Este trabajo en escenas le permite mostrar las respuestas tan diversas que se pueden dar al dolor que provoca una batalla sangrienta y la derrota. Que incluye hasta la de esperanza, normalmente representada por la infancia. Una esperanza que la señala frente al vencedor, sabiendo que tendrá que hacer algo contra ella.
Escenas que son cosidas por Isabel Ordaz que interpreta a Hécuba, la reina de Troya destronada que ha perdido hijos y marido, con su peculiar timbre de voz, una calmada resignación y una urgente responsabilidad. Convertida en esta producción en una mujer mayor de luto a la que le pesan y le duelen las botas de guerra que lleva puestas. De las que se libera con la sencillez que cualquiera se descalza cuando llega a casa. Ejemplo de la delicadeza, que no se siempre se aprecia, con la que está hecha esta producción.
Ella es el testimonio superviviente de la tragedia. La que recoge y cuenta. La que reflexiona en voz alta sobre lo que sucede en escena. La que hace resonar con esa voz tan poco trágica que tiene en el teatro la frase de que la paz solo es la antesala de otra guerra que de nuevo traerá, éxodo y venganza.
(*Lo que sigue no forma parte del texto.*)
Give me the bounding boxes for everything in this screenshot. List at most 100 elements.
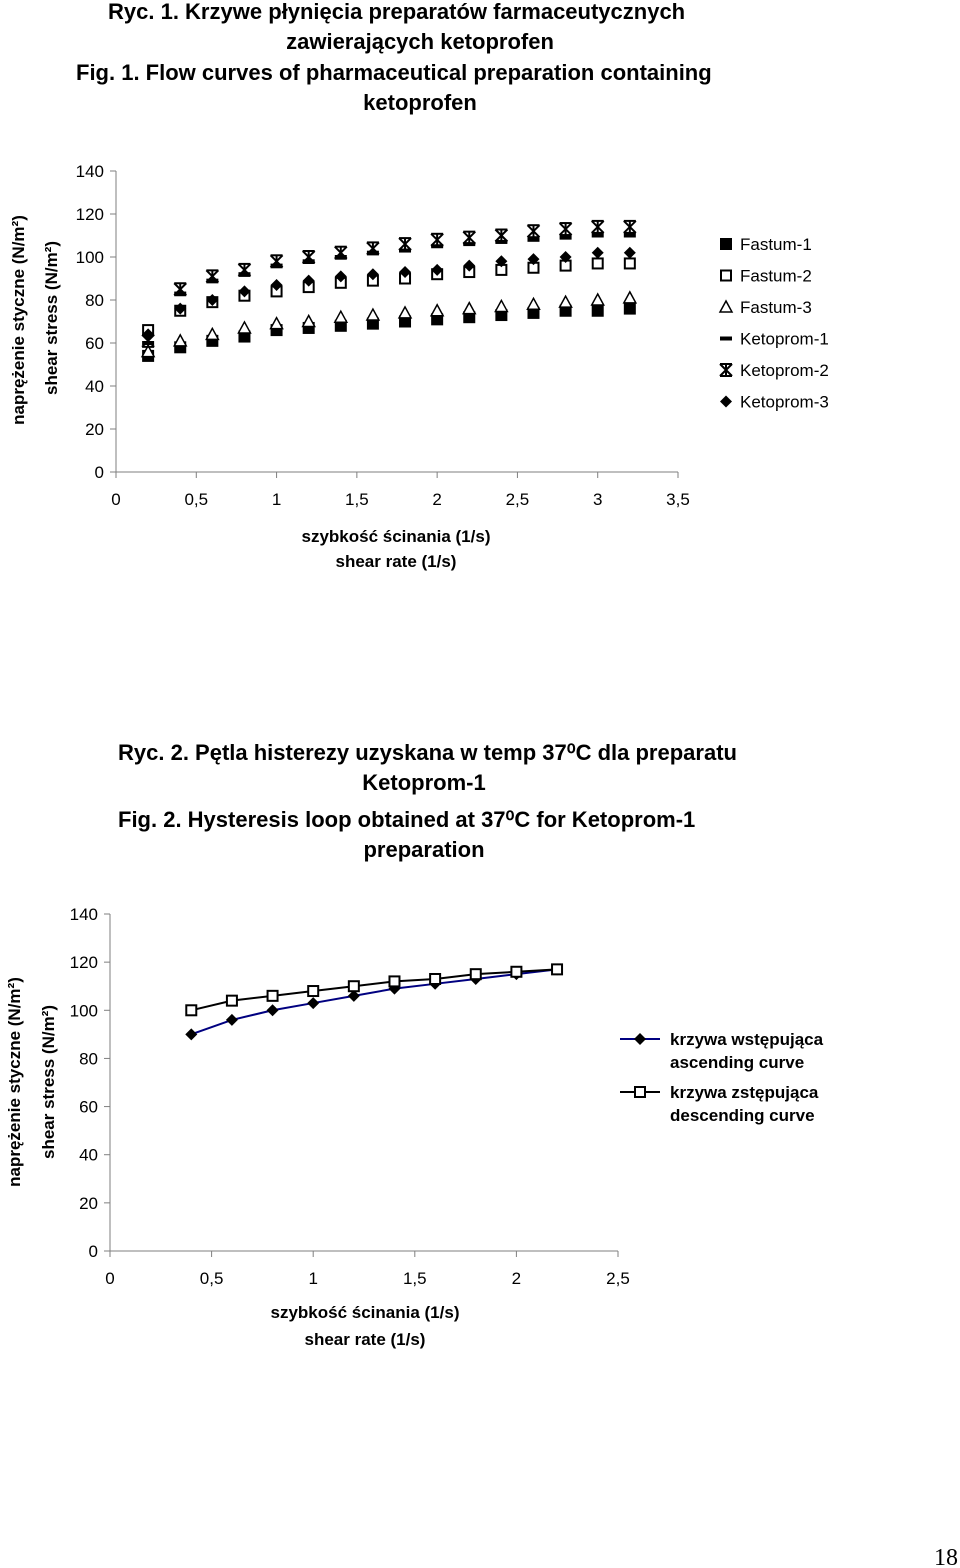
fig1-legend: Fastum-1 Fastum-2 Fastum-3 Ketoprom-1 Ketopr… <box>718 235 829 412</box>
series-1 <box>142 302 636 362</box>
data-point <box>307 997 320 1010</box>
data-point <box>333 309 349 323</box>
fig2-ylabel-en: shear stress (N/m²) <box>39 1005 58 1159</box>
x-tick-label: 3 <box>593 490 602 509</box>
x-tick-label: 2,5 <box>606 1269 630 1288</box>
legend-label: Fastum-1 <box>740 235 812 254</box>
fig1-xlabel-en: shear rate (1/s) <box>336 552 457 571</box>
data-point <box>429 972 442 985</box>
legend-marker <box>718 299 734 313</box>
legend-label: Ketoprom-2 <box>740 361 829 380</box>
legend-marker <box>720 269 732 282</box>
series-4 <box>142 233 636 345</box>
fig2-title-line-4: preparation <box>363 837 484 862</box>
fig1-chart: 0 20 40 60 80 100 120 140 0 0,5 1 1,5 2 2,5 3 3,5 <box>76 162 690 509</box>
data-point <box>301 250 316 264</box>
series-line <box>190 968 558 1036</box>
data-point <box>225 994 238 1007</box>
data-point <box>173 282 187 297</box>
data-point <box>469 968 482 981</box>
data-point <box>591 246 604 259</box>
data-point <box>205 326 220 341</box>
fig1-title-line-3: Fig. 1. Flow curves of pharmaceutical pr… <box>76 60 712 85</box>
data-point <box>366 241 380 256</box>
data-point <box>527 237 540 242</box>
data-point <box>559 235 572 240</box>
data-point <box>334 245 348 260</box>
data-point <box>463 259 476 272</box>
data-point <box>591 219 605 234</box>
legend-marker <box>720 336 732 341</box>
data-point <box>269 316 284 330</box>
data-point <box>307 985 320 998</box>
legend-marker <box>719 363 733 377</box>
y-tick-label: 120 <box>70 953 98 972</box>
fig2-title: Ryc. 2. Pętla histerezy uzyskana w temp … <box>118 740 737 862</box>
x-tick-label: 2 <box>512 1269 521 1288</box>
series-1 <box>185 963 564 1041</box>
data-point <box>142 328 155 341</box>
fig1-xlabel-pl: szybkość ścinania (1/s) <box>302 527 491 546</box>
data-point <box>398 237 412 252</box>
x-tick-label: 1,5 <box>345 490 369 509</box>
y-tick-label: 20 <box>79 1194 98 1213</box>
fig1-ylabel-pl: naprężenie styczne (N/m²) <box>9 215 28 425</box>
fig2-title-line-2: Ketoprom-1 <box>362 770 485 795</box>
data-point <box>559 251 572 263</box>
data-point <box>431 263 444 276</box>
legend-label: Ketoprom-1 <box>740 330 829 349</box>
fig2-xlabel-en: shear rate (1/s) <box>305 1330 426 1349</box>
x-tick-label: 3,5 <box>666 490 690 509</box>
legend-label: descending curve <box>670 1106 815 1125</box>
data-point <box>366 268 379 281</box>
y-tick-label: 60 <box>85 334 104 353</box>
x-tick-label: 1 <box>308 1269 317 1288</box>
y-tick-label: 80 <box>79 1049 98 1068</box>
data-point <box>591 304 604 317</box>
y-tick-label: 100 <box>76 248 104 267</box>
data-point <box>185 1028 198 1041</box>
fig2-title-line-1: Ryc. 2. Pętla histerezy uzyskana w temp … <box>118 740 737 765</box>
data-point <box>238 285 251 298</box>
legend-marker <box>634 1033 646 1045</box>
legend-label: krzywa zstępująca <box>670 1083 819 1102</box>
data-point <box>388 975 401 988</box>
data-point <box>237 320 252 334</box>
data-point <box>301 313 316 328</box>
legend-label: krzywa wstępująca <box>670 1030 824 1049</box>
y-tick-label: 140 <box>70 905 98 924</box>
legend-marker <box>634 1086 646 1098</box>
x-tick-label: 2 <box>432 490 441 509</box>
fig1-title-line-4: ketoprofen <box>363 90 477 115</box>
data-point <box>347 980 360 993</box>
data-point <box>429 303 445 317</box>
data-point <box>591 257 604 270</box>
y-tick-label: 120 <box>76 205 104 224</box>
legend-marker <box>720 395 732 408</box>
data-point <box>461 301 477 315</box>
data-point <box>590 292 605 306</box>
data-point <box>334 270 347 283</box>
y-tick-label: 20 <box>85 420 104 439</box>
x-tick-label: 0 <box>111 490 120 509</box>
fig2-ylabel-pl: naprężenie styczne (N/m²) <box>5 977 24 1187</box>
legend-label: Ketoprom-3 <box>740 393 829 412</box>
y-tick-label: 80 <box>85 291 104 310</box>
fig2-xlabel-pl: szybkość ścinania (1/s) <box>271 1303 460 1322</box>
y-tick-label: 60 <box>79 1098 98 1117</box>
data-point <box>185 1004 198 1017</box>
x-tick-label: 2,5 <box>506 490 530 509</box>
fig1-title-line-1: Ryc. 1. Krzywe płynięcia preparatów farm… <box>108 0 685 24</box>
x-tick-label: 1 <box>272 490 281 509</box>
data-point <box>225 1013 238 1026</box>
data-point <box>551 963 564 976</box>
data-point <box>527 253 540 266</box>
y-tick-label: 0 <box>89 1242 98 1261</box>
data-point <box>266 989 279 1002</box>
data-point <box>205 269 220 284</box>
data-point <box>622 290 638 304</box>
data-point <box>623 257 636 270</box>
y-tick-label: 40 <box>85 377 104 396</box>
data-point <box>623 233 636 238</box>
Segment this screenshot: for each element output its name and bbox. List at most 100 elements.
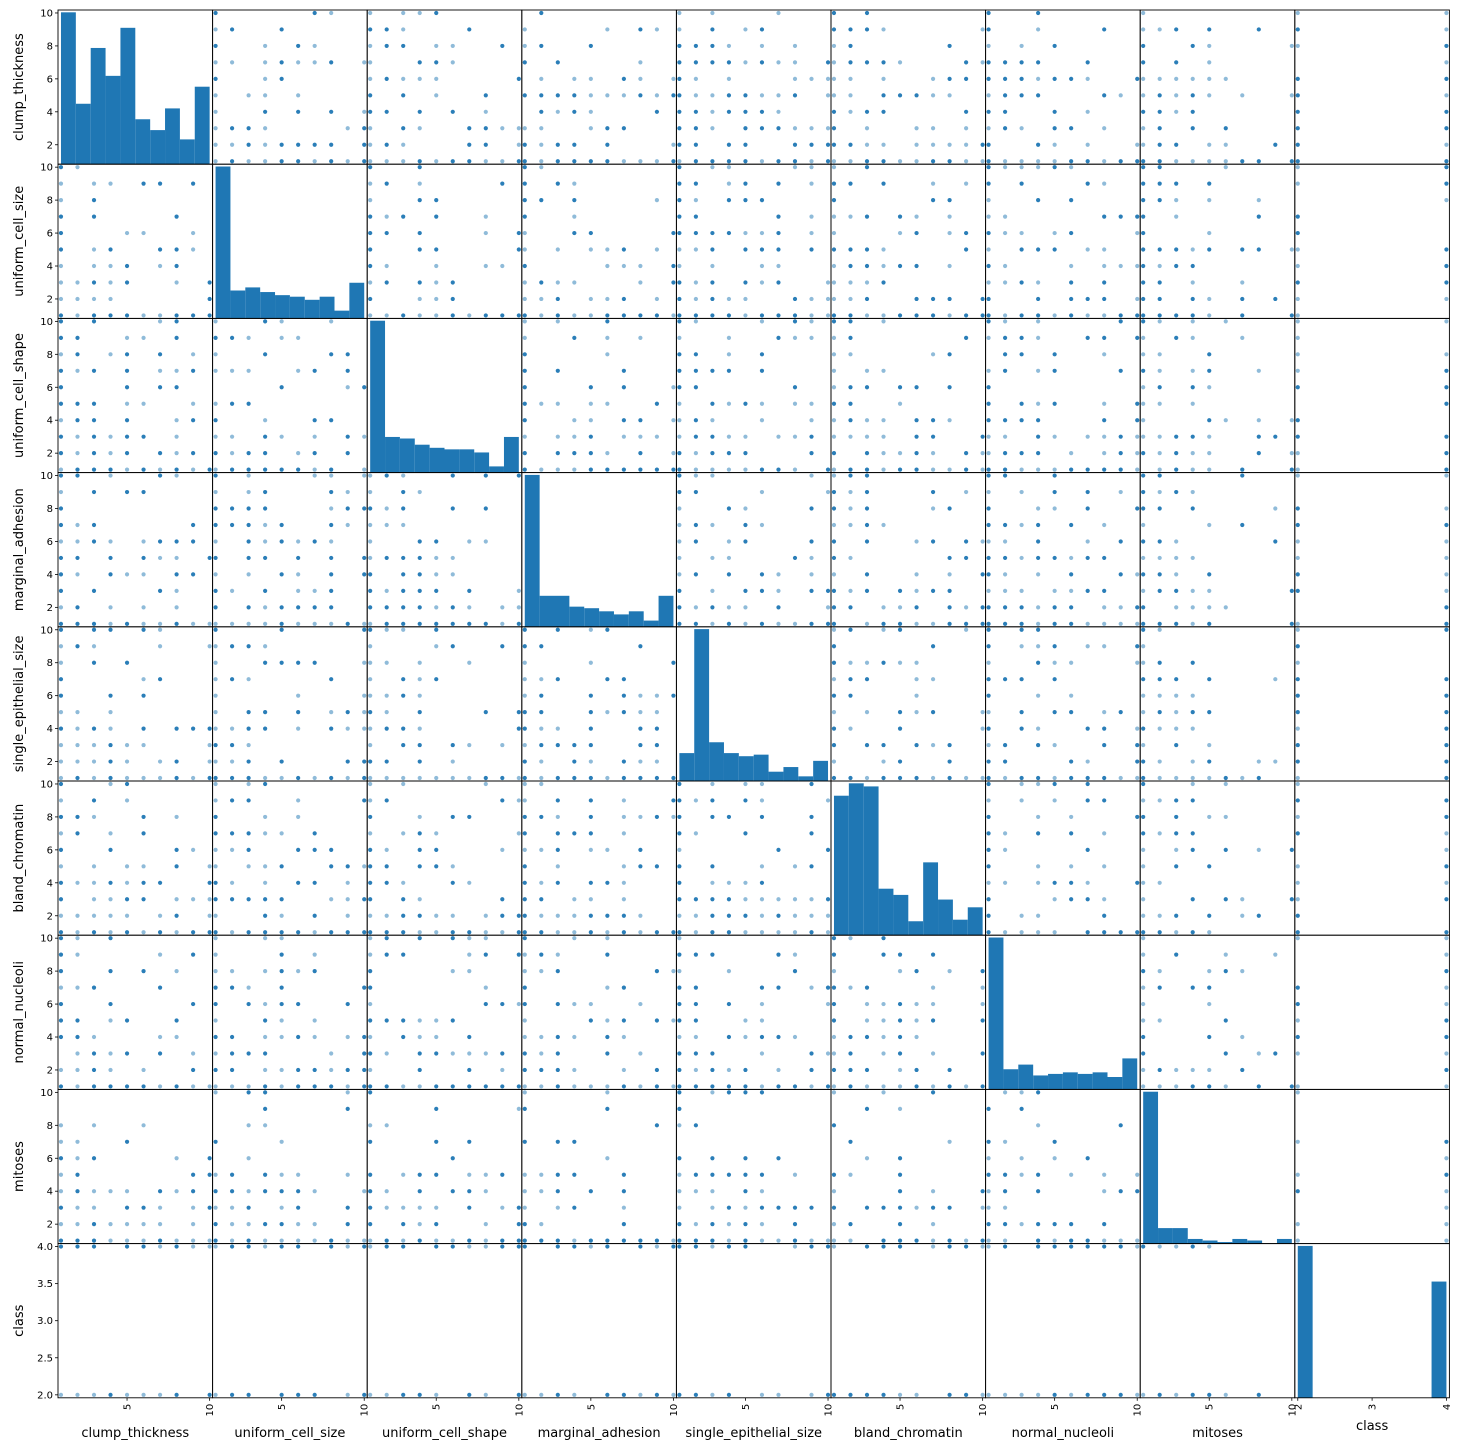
scatter-point — [881, 1001, 886, 1007]
scatter-point — [1207, 930, 1212, 935]
scatter-point — [677, 1123, 682, 1128]
scatter-point — [124, 742, 130, 748]
scatter-point — [759, 109, 765, 114]
scatter-point — [848, 76, 853, 81]
scatter-point — [329, 847, 334, 852]
scatter-point — [522, 313, 527, 318]
scatter-point — [1174, 693, 1179, 698]
scatter-point — [157, 1034, 163, 1040]
scatter-point — [1052, 798, 1057, 803]
scatter-point — [401, 1084, 406, 1089]
scatter-point — [809, 76, 814, 81]
scatter-point — [229, 1244, 235, 1249]
y-tick-label: 2 — [47, 449, 53, 460]
x-tick-label: 5 — [432, 1404, 443, 1410]
scatter-point — [329, 539, 334, 544]
scatter-point — [1207, 76, 1212, 81]
scatter-point — [1036, 280, 1041, 285]
scatter-point — [792, 76, 798, 81]
scatter-point — [1052, 434, 1057, 439]
scatter-point — [296, 60, 301, 65]
scatter-point — [864, 296, 870, 302]
scatter-point — [384, 588, 389, 593]
scatter-point — [980, 1018, 985, 1023]
scatter-point — [621, 368, 626, 373]
scatter-point — [881, 159, 886, 164]
scatter-point — [450, 1244, 455, 1249]
scatter-point — [1141, 352, 1146, 357]
scatter-point — [450, 280, 455, 285]
scatter-point — [417, 897, 422, 902]
scatter-point — [157, 473, 163, 478]
cell-frame — [212, 1088, 368, 1245]
scatter-point — [213, 109, 218, 114]
scatter-point — [809, 572, 814, 577]
scatter-point — [229, 759, 235, 764]
scatter-point — [58, 621, 64, 626]
scatter-point — [1141, 214, 1146, 219]
scatter-point — [1118, 539, 1123, 544]
scatter-point — [848, 247, 853, 252]
scatter-point — [964, 605, 969, 610]
scatter-point — [572, 759, 577, 764]
scatter-point — [555, 1238, 560, 1243]
scatter-point — [693, 605, 698, 610]
scatter-point — [897, 313, 903, 318]
scatter-point — [930, 1238, 936, 1243]
scatter-point — [1444, 109, 1449, 114]
scatter-point — [1019, 798, 1024, 803]
scatter-point — [930, 1189, 936, 1194]
scatter-point — [384, 1018, 389, 1023]
scatter-point — [693, 539, 698, 544]
scatter-point — [1135, 434, 1140, 439]
scatter-point — [401, 677, 406, 682]
scatter-point — [1295, 93, 1300, 98]
scatter-point — [914, 742, 919, 748]
scatter-point — [91, 489, 97, 495]
scatter-point — [1069, 831, 1074, 836]
scatter-point — [1207, 1084, 1212, 1089]
scatter-point — [986, 742, 991, 748]
cell-normal-nucleoli-vs-clump-thickness — [58, 936, 212, 1089]
scatter-point — [1295, 775, 1300, 781]
scatter-point — [848, 522, 853, 528]
scatter-point — [1174, 913, 1179, 918]
scatter-point — [58, 418, 64, 423]
scatter-point — [1085, 1156, 1090, 1161]
scatter-point — [864, 280, 870, 285]
scatter-point — [605, 1090, 610, 1095]
cell-frame — [521, 1088, 677, 1245]
scatter-point — [312, 1084, 317, 1089]
scatter-point — [825, 847, 831, 852]
scatter-point — [1174, 467, 1179, 472]
scatter-point — [572, 1084, 577, 1089]
scatter-point — [368, 60, 373, 65]
scatter-point — [1141, 451, 1146, 456]
scatter-point — [213, 588, 218, 593]
scatter-point — [677, 880, 682, 885]
scatter-point — [91, 263, 97, 269]
cell-frame — [366, 1243, 523, 1399]
scatter-point — [986, 1392, 991, 1397]
scatter-point — [1256, 159, 1261, 164]
scatter-point — [207, 280, 212, 285]
scatter-point — [1102, 897, 1107, 902]
scatter-point — [362, 1392, 367, 1397]
scatter-point — [654, 1244, 660, 1249]
scatter-point — [91, 296, 97, 302]
scatter-point — [809, 555, 814, 561]
scatter-point — [384, 936, 389, 941]
scatter-point — [726, 572, 732, 577]
scatter-point — [368, 214, 373, 219]
scatter-point — [229, 1067, 235, 1073]
scatter-point — [1240, 473, 1245, 478]
scatter-point — [384, 1051, 389, 1056]
scatter-point — [296, 1205, 301, 1210]
scatter-point — [654, 27, 660, 32]
scatter-point — [654, 198, 660, 203]
scatter-point — [1019, 352, 1024, 357]
scatter-point — [58, 467, 64, 472]
scatter-point — [124, 401, 130, 406]
scatter-point — [710, 930, 715, 935]
histogram-bar — [1062, 1072, 1078, 1090]
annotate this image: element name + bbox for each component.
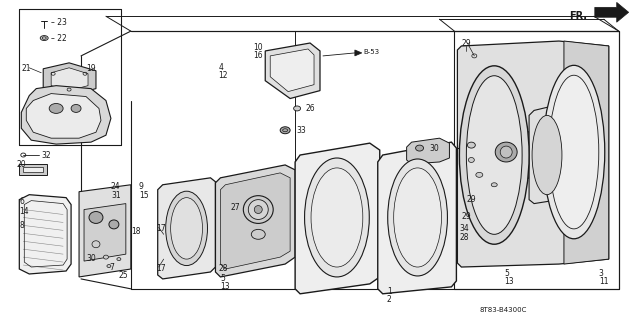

Tiempos de una paz enlutada, al estar cimentada sobre el dolor y la muerte de otros que podrían haber sido o podrán ser los propios espectadores. Y que en días tan calurosos como este agosto disfrutan en la playa tumbados y jugando frente al mar. Mientras la denuncia de esas guerras es vista y contada en escena como un mínimo espectáculo dadaísta, movimiento de vanguardia antibelicista del siglo XX, visto en bucle en un pequeño televisor en el escenario que apenas se ve, ni se escucha ni se entiende al menos que uno se fije muy atento a ello y se haga algunas preguntas.